During an appearance on Fox Business, host Stuart Varney asked Fosterville South Exploration CEO Bryan Slusarchuk about 20 million ounces of gold that was just delivered to New York vaults.

Slusarchuk said some of the price action in gold is from traders that are looking to hedge their positions. However, a larger part of the price increase is a supply disruption. This happens while getting the gold from the London market to here in the US.

“Remember that traders use COMEX futures in order to hedge against their exposure to the London gold market. This is a win-win for everyone involved, but it relies on getting physical gold from storage points in London to the USA for settlement. Now there’s been a lot of disruptions to that recently and it’s caused chaos. It’s caused a gap in pricing and it’s caused some traders to worry about an inability to settle contracts.”

He added, “Individuals all over the world are worried about getting their hands of physical gold. So there’s out there looking for gold coins that they can put in safety deposit boxes, that they can hold at home for that matter. They are worried about the difference between paper gold or promises and physical gold. We’ve seen countries worried about physical gold. Countries are trying to repatriate their gold supply. Now for the first time, we’ve seen what happens when traders at banks get nervous about the ability to take physical delivery.”
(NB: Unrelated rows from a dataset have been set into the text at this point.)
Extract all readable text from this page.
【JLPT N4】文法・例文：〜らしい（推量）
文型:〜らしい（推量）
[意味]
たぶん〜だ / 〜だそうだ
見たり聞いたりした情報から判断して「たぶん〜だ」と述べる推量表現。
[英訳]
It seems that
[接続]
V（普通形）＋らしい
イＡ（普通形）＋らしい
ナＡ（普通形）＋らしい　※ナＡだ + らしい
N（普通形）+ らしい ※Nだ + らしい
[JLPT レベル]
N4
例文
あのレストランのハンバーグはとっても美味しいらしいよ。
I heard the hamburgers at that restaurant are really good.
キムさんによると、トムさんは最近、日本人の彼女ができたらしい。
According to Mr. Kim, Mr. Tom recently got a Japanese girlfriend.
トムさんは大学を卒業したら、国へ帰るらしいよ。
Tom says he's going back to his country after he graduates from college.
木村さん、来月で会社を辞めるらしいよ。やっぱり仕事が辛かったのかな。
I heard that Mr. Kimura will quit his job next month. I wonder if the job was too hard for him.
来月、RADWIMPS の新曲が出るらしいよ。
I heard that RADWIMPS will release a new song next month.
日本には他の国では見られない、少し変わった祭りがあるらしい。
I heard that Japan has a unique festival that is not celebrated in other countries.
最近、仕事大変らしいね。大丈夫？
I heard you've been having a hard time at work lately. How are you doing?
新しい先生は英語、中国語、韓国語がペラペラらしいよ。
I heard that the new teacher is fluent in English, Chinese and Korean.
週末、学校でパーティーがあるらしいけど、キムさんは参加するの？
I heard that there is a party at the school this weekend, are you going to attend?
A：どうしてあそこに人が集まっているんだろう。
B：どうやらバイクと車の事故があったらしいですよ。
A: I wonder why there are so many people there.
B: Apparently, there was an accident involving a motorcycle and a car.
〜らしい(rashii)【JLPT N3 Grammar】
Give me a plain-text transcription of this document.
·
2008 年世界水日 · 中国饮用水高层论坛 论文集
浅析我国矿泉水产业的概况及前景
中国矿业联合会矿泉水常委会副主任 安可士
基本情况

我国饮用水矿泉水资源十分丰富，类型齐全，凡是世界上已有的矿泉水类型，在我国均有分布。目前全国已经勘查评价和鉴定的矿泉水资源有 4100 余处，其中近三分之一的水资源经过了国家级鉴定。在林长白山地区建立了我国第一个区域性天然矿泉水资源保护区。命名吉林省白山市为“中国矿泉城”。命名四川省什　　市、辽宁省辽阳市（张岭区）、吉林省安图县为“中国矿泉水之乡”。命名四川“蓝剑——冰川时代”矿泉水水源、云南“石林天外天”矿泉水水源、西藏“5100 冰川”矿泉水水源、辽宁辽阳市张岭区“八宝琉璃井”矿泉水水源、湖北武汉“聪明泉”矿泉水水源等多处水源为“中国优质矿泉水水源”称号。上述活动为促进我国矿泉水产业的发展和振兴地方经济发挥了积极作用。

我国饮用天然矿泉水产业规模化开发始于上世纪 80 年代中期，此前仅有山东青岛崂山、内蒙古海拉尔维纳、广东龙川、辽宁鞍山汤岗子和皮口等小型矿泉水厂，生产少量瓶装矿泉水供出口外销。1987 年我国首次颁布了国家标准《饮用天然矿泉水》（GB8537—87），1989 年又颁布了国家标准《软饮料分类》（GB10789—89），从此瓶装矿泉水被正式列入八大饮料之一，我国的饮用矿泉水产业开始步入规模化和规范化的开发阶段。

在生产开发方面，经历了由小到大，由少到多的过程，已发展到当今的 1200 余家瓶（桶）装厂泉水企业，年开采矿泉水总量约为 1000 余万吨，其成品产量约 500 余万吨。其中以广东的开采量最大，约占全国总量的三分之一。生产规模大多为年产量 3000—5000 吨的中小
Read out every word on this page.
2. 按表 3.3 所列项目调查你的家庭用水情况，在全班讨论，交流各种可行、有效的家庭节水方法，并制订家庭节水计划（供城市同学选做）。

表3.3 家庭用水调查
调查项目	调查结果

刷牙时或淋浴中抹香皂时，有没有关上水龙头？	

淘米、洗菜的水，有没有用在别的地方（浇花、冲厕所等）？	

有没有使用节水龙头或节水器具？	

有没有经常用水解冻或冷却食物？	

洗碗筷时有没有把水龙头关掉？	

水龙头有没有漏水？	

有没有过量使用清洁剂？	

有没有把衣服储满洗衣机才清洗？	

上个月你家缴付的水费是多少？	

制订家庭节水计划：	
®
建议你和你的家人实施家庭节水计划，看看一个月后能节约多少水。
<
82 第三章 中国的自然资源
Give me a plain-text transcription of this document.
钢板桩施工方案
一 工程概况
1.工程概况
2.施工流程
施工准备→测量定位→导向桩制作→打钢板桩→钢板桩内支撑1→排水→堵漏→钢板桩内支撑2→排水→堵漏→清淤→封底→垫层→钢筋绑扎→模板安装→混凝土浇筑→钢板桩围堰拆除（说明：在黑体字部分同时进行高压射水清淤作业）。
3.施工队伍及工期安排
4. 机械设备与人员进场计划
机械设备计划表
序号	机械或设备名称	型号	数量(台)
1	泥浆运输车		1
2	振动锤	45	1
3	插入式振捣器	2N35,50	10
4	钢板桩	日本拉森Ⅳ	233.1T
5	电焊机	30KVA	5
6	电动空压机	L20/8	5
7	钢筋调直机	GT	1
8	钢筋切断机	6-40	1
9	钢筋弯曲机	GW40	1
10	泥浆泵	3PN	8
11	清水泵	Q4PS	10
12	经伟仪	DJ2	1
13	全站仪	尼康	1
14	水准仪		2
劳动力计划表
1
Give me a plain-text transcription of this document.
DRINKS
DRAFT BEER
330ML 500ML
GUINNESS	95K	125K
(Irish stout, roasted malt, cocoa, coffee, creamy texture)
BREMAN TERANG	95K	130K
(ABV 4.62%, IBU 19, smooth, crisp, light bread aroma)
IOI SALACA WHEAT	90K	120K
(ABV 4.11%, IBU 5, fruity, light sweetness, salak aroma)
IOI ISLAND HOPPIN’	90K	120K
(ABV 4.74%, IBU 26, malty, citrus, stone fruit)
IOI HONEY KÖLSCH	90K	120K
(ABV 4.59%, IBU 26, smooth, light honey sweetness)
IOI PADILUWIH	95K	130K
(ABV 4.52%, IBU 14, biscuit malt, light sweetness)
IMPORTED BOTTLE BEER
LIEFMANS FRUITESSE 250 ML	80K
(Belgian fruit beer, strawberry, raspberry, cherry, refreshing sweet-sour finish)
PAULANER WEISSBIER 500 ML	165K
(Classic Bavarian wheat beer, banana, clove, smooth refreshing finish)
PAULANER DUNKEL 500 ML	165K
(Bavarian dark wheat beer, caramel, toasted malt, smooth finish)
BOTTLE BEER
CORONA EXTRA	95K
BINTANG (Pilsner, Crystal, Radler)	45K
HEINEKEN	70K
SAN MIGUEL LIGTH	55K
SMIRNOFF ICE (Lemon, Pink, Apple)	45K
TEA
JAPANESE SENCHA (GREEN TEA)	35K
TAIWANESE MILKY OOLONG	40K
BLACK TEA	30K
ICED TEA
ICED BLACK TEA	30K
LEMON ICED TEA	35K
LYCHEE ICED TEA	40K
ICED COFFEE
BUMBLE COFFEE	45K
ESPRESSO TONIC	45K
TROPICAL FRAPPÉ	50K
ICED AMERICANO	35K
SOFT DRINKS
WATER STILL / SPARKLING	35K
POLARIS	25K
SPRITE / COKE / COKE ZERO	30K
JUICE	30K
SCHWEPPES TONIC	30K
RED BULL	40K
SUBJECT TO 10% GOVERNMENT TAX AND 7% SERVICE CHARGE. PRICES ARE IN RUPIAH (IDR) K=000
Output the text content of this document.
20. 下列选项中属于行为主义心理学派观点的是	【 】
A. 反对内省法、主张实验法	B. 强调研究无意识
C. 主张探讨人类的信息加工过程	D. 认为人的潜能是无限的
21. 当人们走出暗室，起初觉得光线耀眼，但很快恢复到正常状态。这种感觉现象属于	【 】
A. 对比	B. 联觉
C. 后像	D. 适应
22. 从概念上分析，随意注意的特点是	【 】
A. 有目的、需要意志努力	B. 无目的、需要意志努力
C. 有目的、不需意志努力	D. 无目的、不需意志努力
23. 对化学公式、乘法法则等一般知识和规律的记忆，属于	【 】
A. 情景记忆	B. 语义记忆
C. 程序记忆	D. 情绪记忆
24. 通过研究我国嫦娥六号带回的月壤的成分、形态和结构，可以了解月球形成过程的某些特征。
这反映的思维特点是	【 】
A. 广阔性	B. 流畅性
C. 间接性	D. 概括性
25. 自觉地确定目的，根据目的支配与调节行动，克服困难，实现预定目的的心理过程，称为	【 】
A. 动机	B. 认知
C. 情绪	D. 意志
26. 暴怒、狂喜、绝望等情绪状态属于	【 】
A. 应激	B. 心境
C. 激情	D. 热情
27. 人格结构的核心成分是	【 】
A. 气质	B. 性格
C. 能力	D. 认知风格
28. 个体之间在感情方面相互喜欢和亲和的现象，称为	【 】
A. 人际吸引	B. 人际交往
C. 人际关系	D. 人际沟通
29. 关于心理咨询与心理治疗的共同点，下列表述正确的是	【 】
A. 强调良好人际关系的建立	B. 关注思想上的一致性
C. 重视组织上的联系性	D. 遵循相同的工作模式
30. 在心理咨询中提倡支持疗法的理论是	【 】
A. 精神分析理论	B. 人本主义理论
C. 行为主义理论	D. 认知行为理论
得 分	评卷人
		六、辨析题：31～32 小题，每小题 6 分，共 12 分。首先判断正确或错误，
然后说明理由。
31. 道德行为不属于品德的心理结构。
Market Performance of Silver

For all the attention paid to gold prices lately, silver has actually gained the most since precious metals bottomed in March.

“Silver has finally come into its own and it's no longer poor man's gold,” Gero said.

“Silver has been a misunderstood component of the reopening because the industrial part that held it back for months is now in its back, propelling it forward,” Gero added.

He expects silver to move as high as $22 by year-end and the gold/silver ratio falling to around 80.